Attacks on the Press 2000: Romania

MEDIA REFORMS INITIATED AFTER ROMANIA WAS INVITED to apply to join the European Union in November 1999 achieved only limited progress, and the country’s politicians spent much of the year debating laws that would limit, rather than promote, press freedom. The parliament also failed to eliminate or reduce criminal penalties for defamation, and journalists in Romania continued to be frequently sued for libel. CPJ sources also reported several assaults by the police against journalists.

Throughout the year, Parliament debated a draft law on state secrets that media watchdogs said would restrict access to information and give government officials and the executives of private enterprises too much discretion in defining what should be classified as secret. The draft law also gave the state security service authority to both investigate and prosecute violators. At year’s end, the bill was still being debated. The Ministry of Justice admitted that some articles of the draft law violate international standards, and it had begun to draft its own Public Information Act designed to meet the standards of the European Union.

The upper chamber of Parliament failed to pass legislation introduced in the spring by the liberal minister of justice, Valeriu Stoica, and later by Prime Minister Mugur Isarescu, to decriminalize libel and reduce fines for slanderous articles. Under current legislation, journalists may be imprisoned for up to three years and fined if a court finds them guilty of libel.

While no Romanian journalists were imprisoned last year, dozens faced libel suits, mostly for uncovering corruption. Many of these journalists were found guilty and fined. In January, for example, Marius Stoianovici, editor of the Brasov daily Buna Ziua Brasov, was fined two-and-a-half million lei (about US$250) for publishing an open letter by a group of employees of the SC Postavarul Company accusing their manager, Vian Bobocea, of financial impropriety.

In some cases, however, courts did side with journalists. In May, the Supreme Court overturned the convictions of Ovidiu Scutelnicu and Dragos Stangu, reporters with Monitorul newspaper in Iasi, northeast Romania. The two had been earlier given suspended one-year sentences and fined 1.5 billion lei (US$56,000) for publishing an article charging a police colonel with corruption. In another case, editor Cristian Tudor Popescu and reporter Gabriela Stefan of the daily Adevarul were acquitted in March and February, respectively, of charges that they published slanderous reports about a politician and a businessman.

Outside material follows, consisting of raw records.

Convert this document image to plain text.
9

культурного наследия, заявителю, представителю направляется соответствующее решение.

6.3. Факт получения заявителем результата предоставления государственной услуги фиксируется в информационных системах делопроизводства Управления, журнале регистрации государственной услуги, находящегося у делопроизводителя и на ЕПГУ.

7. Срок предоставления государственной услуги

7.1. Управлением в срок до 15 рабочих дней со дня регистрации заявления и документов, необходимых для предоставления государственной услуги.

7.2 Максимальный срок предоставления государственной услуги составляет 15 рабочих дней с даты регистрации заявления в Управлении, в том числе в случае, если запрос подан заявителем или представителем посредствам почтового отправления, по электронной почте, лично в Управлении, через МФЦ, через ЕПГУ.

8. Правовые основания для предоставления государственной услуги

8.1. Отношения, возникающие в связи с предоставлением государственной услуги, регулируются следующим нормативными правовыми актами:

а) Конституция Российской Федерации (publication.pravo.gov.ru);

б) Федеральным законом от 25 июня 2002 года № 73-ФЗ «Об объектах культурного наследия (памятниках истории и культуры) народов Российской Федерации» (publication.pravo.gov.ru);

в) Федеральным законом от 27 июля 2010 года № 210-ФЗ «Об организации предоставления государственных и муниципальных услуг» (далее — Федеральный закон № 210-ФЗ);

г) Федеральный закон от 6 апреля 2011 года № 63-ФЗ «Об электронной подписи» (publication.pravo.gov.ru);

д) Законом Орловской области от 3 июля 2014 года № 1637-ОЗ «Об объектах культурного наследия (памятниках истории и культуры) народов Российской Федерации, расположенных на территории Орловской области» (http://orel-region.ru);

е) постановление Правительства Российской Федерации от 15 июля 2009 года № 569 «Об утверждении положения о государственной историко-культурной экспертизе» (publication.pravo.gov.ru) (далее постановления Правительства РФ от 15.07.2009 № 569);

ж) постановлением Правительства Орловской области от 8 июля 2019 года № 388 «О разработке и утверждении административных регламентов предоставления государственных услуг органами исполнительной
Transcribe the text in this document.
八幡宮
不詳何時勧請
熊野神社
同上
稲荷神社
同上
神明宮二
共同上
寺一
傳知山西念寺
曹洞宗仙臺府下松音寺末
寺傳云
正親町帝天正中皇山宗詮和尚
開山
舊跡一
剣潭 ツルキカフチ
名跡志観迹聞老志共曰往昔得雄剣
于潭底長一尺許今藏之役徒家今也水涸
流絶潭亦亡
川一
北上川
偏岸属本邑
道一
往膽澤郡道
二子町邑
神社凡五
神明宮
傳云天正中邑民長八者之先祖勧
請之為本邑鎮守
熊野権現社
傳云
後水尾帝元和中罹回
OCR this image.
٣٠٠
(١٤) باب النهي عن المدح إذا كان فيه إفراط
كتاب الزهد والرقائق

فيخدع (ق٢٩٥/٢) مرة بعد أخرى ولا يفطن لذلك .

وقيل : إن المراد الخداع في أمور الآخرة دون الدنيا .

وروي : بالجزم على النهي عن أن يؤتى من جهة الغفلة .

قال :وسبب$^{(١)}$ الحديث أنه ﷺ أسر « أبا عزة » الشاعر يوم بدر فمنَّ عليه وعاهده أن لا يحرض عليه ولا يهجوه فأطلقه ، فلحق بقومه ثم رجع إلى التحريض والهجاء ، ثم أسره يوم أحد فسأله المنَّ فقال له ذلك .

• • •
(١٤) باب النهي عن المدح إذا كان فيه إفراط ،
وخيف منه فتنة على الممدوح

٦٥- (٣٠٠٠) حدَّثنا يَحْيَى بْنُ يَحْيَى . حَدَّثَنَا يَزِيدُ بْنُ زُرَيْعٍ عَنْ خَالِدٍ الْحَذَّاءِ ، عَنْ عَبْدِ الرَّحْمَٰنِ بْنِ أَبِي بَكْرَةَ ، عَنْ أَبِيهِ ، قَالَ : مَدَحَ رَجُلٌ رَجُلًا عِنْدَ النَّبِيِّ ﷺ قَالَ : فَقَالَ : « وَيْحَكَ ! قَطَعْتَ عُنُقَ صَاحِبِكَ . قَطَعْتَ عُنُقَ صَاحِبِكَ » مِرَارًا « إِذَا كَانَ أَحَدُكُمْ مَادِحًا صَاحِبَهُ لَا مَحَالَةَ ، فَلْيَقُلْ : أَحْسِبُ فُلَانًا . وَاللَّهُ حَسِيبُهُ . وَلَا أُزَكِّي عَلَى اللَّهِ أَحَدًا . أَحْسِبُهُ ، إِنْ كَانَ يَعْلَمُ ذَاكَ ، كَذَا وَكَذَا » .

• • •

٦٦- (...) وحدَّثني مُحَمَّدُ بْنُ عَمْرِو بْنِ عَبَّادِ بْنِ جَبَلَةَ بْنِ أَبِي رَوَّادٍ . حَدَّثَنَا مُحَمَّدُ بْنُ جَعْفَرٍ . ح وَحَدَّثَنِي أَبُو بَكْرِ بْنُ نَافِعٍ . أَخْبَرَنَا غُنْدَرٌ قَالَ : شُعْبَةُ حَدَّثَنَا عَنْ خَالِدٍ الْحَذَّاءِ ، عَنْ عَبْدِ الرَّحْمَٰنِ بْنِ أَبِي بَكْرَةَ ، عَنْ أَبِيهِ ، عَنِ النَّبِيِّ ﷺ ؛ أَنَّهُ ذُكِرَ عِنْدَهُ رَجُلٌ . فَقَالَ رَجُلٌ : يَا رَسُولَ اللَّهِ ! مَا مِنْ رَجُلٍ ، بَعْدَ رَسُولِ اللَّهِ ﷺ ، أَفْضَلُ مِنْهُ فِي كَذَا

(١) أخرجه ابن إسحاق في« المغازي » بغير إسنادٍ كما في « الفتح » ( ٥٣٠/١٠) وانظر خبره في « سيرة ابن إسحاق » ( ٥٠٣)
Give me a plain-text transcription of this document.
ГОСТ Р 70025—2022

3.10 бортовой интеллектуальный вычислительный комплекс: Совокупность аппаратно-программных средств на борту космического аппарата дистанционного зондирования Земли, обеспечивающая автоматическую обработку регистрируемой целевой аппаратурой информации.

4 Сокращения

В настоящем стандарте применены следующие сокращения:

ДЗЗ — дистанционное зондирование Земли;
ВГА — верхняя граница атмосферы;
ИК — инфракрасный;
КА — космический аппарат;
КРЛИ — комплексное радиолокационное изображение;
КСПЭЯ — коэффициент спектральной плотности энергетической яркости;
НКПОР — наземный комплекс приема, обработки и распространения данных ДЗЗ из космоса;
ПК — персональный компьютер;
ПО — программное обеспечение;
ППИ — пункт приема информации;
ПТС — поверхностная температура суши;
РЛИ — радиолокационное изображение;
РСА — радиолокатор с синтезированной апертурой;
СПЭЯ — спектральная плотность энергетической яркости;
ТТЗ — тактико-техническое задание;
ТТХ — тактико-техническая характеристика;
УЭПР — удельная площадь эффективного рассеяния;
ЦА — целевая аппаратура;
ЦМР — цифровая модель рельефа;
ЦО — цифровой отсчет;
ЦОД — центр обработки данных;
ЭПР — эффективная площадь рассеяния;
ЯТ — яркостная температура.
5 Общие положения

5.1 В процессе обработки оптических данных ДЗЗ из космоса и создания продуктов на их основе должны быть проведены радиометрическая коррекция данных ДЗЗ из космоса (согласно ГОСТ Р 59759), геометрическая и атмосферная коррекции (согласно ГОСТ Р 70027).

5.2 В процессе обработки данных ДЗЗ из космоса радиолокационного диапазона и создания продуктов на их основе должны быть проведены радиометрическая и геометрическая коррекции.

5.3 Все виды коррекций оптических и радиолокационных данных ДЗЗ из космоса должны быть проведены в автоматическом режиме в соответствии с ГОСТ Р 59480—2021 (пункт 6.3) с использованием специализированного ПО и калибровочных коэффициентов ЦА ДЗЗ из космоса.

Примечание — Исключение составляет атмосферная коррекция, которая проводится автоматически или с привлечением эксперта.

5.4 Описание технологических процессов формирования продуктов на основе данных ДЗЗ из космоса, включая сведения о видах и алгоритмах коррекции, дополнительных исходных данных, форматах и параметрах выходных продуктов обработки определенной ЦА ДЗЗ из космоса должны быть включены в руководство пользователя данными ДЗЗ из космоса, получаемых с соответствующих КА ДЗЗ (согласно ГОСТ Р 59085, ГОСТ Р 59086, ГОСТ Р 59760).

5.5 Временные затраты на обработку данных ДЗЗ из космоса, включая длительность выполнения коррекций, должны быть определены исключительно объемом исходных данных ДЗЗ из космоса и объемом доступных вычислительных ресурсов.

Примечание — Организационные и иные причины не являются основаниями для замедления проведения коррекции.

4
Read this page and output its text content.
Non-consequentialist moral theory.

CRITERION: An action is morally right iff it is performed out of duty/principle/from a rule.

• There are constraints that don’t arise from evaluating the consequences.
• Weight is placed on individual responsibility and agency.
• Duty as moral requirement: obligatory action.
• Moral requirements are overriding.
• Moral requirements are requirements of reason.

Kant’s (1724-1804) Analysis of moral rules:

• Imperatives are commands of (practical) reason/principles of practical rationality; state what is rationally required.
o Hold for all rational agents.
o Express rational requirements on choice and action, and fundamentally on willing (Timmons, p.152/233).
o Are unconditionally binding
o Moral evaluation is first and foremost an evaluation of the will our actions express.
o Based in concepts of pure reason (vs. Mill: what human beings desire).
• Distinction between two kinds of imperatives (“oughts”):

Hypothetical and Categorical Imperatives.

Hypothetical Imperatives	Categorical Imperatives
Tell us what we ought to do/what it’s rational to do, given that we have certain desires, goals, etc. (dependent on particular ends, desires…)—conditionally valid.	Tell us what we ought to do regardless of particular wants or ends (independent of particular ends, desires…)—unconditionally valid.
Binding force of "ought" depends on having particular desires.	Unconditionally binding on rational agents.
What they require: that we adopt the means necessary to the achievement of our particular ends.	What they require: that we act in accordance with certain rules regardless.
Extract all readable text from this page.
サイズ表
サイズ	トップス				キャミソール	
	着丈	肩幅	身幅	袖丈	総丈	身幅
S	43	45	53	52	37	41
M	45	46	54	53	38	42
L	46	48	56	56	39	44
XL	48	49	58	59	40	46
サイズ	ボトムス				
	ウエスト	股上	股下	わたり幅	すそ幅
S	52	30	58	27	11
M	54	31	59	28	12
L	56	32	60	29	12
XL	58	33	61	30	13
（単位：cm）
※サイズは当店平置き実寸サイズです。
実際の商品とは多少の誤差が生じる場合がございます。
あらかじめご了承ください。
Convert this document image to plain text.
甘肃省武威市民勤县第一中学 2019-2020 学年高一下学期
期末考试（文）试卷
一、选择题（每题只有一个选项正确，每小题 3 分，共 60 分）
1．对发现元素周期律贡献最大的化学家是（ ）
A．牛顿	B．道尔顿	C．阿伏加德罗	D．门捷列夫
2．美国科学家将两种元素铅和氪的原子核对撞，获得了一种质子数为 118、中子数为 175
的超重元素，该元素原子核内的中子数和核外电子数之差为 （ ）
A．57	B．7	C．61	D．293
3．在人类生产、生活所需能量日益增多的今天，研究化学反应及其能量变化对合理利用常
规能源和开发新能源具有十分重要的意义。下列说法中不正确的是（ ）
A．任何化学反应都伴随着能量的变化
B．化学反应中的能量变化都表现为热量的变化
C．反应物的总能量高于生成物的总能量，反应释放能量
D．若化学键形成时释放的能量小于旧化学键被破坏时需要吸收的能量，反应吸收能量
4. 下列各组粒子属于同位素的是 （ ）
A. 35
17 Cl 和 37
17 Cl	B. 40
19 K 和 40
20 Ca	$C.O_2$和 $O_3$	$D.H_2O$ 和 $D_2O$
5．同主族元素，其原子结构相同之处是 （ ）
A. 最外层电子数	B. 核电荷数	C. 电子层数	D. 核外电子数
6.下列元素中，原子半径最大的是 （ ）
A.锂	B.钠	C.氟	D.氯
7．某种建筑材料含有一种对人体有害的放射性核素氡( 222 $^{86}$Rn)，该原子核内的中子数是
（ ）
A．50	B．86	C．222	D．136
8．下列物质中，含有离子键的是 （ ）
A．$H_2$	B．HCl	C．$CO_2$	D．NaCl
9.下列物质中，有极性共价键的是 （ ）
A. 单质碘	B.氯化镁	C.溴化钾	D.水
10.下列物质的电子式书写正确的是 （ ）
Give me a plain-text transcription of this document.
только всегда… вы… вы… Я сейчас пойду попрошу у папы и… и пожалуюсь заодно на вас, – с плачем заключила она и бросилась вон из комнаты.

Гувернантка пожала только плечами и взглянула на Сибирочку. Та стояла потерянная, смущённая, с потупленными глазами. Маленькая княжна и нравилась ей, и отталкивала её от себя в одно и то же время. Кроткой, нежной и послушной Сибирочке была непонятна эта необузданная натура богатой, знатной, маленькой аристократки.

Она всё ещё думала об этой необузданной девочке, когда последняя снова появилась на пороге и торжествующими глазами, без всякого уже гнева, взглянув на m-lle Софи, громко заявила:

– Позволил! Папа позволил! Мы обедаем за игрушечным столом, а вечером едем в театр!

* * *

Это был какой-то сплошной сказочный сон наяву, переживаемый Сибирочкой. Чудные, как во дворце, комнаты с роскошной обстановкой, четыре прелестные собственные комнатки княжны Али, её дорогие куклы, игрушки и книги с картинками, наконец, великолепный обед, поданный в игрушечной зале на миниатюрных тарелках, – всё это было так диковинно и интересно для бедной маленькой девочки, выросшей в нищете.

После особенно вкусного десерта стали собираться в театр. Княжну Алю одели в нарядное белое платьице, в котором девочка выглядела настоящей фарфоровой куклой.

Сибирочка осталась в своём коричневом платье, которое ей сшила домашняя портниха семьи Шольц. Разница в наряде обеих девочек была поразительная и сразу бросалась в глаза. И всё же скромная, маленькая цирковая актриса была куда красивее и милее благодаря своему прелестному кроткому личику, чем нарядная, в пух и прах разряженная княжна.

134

CPJ documented several cases of Romanian police assaulting journalists. Among these was the May 12 attack against Valentin Dragan of the daily Cuget Liber by four off-duty policemen who destroyed the journalist’s camera and broke his leg when he tried to photograph them at a party.

Attacks on the press intensified from the far right, which fared unexpectedly well in the December elections. A few days after the voting, the vice-president of the Greater Romania Party, Anghel Stanciu, said that journalists who “sold out to the West” could be sent to labor camps.

The outgoing liberal prime minister denounced Stanciu, but Greater Romania leader Corneliu Vadim Tudor, who came in second to Ion Iliescu in the presidential race, backed his colleague and promised criminal investigations against several journalists. After filing a story on Stanciu’s statement, Agence France-Presse correspondent Stefan Susai was threatened over the telephone.


MAY 12
Valentin Dragan, Cuget Liber
ATTACKED

Dragan, a photographer with the Constanta daily Cuget Liber, was hospitalized with a broken leg after being attacked by four off-duty policemen while he photographed another officer at a private party in the nearby town of Mamaia.

Dragan and some of his colleagues had gone to the party seeking to recover a colleague’s camera, which had been confiscated earlier that day. He was attacked when he tried to photograph a police officer holding the confiscated camera.

According to Cuget Liber‘s deputy editor, Sinziana Ionescu, the four attackers destroyed Dragan’s camera and broke his leg. The injury required complicated surgery; Dragan was hospitalized for more than 10 days.

On May 26 CPJ wrote to Romanian general prosecutor Mirea Criste, urging an investigation into the beating. On June 20, Criste’s office replied that a case had been opened, but no progress had been reported at year’s end.